Hi hackers,
I have an SQL-question and a related core dump :-)
> create table test
> (
> col1 text,
> col2 text,
> col3 text
> );
> CREATE
> insert into test values ('one', 'two', 'three');
> INSERT 96299 1
> select col1, count(*) from test group by col1;
> col1|count
> ----+-----
> one | 1
> (1 row)
Now I am going to do something illegal:
> select col1, col3, count(*) from test group by col1;
> ERROR: parser: illegal use of aggregates or non-group column in target list
Obviously, I did not use the aggregate correctly, but look at the last
bit of this error message. If I understand this correctly, all the columns
in the target list must also be stated in the grouping list. In a way,
this makes sense, because the extra columns in the target list
would be undefined: these columns would originate from a random row (tuple)
per group.
My question: is the following query legal?

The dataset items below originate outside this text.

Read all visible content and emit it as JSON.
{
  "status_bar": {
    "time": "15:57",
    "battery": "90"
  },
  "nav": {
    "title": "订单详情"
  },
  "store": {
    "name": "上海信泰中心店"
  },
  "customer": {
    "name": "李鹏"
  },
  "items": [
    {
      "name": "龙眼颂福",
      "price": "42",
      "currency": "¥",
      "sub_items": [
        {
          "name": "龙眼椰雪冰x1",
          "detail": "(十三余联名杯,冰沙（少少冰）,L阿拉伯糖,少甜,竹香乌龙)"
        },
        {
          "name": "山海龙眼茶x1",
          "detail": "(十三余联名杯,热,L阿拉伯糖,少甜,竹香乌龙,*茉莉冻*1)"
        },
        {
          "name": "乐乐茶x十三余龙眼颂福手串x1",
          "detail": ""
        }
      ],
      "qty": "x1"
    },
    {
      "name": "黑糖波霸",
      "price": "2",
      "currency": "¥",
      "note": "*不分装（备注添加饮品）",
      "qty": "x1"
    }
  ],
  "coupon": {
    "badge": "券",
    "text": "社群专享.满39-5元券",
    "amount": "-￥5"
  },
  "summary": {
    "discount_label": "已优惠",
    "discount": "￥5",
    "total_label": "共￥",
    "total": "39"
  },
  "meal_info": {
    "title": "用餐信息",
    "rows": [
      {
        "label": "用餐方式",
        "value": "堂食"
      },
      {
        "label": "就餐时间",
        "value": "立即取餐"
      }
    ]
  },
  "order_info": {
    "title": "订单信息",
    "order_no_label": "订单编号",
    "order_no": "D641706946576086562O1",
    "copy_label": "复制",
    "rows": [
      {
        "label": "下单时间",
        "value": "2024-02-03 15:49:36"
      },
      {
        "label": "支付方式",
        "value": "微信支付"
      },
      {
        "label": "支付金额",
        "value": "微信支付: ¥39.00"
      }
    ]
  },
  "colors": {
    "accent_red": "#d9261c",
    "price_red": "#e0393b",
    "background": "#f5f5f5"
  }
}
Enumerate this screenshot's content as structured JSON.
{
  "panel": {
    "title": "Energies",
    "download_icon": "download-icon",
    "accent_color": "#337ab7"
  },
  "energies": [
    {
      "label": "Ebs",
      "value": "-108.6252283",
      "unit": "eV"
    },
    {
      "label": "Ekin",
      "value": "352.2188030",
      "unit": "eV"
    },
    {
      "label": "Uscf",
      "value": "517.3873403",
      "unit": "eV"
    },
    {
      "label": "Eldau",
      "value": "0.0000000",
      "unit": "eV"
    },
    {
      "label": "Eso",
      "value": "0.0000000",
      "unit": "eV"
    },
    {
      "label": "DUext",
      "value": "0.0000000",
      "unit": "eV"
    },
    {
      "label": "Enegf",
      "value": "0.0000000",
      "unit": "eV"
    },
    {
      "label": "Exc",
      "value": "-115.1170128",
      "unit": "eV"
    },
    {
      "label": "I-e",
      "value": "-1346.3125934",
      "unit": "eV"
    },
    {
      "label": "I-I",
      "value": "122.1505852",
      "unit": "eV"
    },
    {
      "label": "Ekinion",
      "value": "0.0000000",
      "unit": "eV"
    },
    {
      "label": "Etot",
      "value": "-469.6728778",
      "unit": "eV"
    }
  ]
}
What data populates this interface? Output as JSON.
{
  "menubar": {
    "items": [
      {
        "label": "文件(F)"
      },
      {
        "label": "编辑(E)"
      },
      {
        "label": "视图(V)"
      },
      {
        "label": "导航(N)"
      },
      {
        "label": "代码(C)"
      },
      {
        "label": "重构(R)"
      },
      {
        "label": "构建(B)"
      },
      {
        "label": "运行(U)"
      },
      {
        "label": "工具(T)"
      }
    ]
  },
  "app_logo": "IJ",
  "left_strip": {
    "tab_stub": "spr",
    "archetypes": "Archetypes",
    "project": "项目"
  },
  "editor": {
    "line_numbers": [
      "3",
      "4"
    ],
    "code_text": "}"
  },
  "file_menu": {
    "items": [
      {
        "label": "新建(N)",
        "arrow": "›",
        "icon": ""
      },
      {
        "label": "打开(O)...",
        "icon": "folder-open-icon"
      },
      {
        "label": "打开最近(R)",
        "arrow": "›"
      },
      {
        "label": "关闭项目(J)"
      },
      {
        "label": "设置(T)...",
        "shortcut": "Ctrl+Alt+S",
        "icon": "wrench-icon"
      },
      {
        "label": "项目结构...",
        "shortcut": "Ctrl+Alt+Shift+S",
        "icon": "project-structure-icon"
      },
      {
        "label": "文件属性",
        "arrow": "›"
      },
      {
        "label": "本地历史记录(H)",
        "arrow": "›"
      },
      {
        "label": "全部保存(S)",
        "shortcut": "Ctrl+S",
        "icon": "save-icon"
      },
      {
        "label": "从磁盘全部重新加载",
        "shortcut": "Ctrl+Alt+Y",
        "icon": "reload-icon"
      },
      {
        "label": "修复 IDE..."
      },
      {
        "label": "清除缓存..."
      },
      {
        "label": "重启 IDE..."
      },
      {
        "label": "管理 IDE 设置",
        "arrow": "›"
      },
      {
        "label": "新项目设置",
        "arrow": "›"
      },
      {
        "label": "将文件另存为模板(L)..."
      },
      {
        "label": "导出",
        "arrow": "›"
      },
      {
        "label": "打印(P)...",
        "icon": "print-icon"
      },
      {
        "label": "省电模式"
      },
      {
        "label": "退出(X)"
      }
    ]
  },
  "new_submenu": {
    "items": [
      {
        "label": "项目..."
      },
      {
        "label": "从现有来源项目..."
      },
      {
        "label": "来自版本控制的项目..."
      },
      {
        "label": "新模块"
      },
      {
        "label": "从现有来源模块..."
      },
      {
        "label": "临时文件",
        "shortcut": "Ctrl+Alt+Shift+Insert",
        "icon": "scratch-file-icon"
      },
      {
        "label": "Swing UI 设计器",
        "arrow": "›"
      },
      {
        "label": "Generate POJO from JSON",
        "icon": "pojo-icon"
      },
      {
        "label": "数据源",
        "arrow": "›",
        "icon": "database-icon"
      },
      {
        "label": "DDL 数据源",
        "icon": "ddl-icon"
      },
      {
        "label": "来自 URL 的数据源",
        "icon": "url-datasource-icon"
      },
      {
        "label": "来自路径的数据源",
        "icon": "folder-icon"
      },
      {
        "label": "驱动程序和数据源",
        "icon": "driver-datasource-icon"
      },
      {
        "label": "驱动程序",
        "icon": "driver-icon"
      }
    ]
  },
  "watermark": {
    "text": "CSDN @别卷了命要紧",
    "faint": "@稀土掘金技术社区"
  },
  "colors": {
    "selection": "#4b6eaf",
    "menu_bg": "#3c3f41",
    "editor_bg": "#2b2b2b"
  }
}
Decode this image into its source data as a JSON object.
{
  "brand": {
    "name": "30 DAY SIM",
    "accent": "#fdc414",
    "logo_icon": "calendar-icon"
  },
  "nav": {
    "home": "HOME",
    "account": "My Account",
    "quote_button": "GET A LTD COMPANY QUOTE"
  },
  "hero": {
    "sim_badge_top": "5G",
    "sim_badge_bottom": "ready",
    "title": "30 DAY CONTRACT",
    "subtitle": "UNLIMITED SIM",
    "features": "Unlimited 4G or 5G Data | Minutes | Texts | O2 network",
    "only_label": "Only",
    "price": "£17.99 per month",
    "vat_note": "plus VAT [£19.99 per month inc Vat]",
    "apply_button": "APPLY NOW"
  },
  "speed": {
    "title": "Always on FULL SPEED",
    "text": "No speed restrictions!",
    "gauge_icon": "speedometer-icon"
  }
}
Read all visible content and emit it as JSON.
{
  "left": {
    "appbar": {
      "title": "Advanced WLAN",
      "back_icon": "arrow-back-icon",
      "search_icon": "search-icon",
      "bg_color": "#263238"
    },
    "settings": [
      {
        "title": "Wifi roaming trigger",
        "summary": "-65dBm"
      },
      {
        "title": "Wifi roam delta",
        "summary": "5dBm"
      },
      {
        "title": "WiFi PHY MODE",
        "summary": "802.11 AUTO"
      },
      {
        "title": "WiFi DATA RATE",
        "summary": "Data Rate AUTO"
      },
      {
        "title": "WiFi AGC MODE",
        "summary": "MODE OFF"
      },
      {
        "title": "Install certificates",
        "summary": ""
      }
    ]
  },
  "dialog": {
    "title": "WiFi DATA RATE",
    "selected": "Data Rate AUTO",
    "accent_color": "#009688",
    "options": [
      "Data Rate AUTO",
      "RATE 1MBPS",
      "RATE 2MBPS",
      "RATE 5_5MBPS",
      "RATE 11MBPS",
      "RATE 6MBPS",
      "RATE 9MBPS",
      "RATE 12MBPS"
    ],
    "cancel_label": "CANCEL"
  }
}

> select col1, col3 from test group by col1;
> col1|col3
> ----+-----
> one |three
> (1 row)
Shouldn't Postgres complain about 'col3'? It is not in the grouping list.
What actually brought me to that question is a core dump in a (faulty)
query which, after isolating the problem, looks like this:
> select col1, col3 from test where 1 = 1 group by col1;
> FATAL: unrecognized data from the backend. It probably dumped core.
> FATAL: unrecognized data from the backend. It probably dumped core.
If I delete the '1 = 1' or replace 'col3' by 'col2' the query produces
normal results. I'm running the snapshot of April 6 on Linux kernel 2.0.33.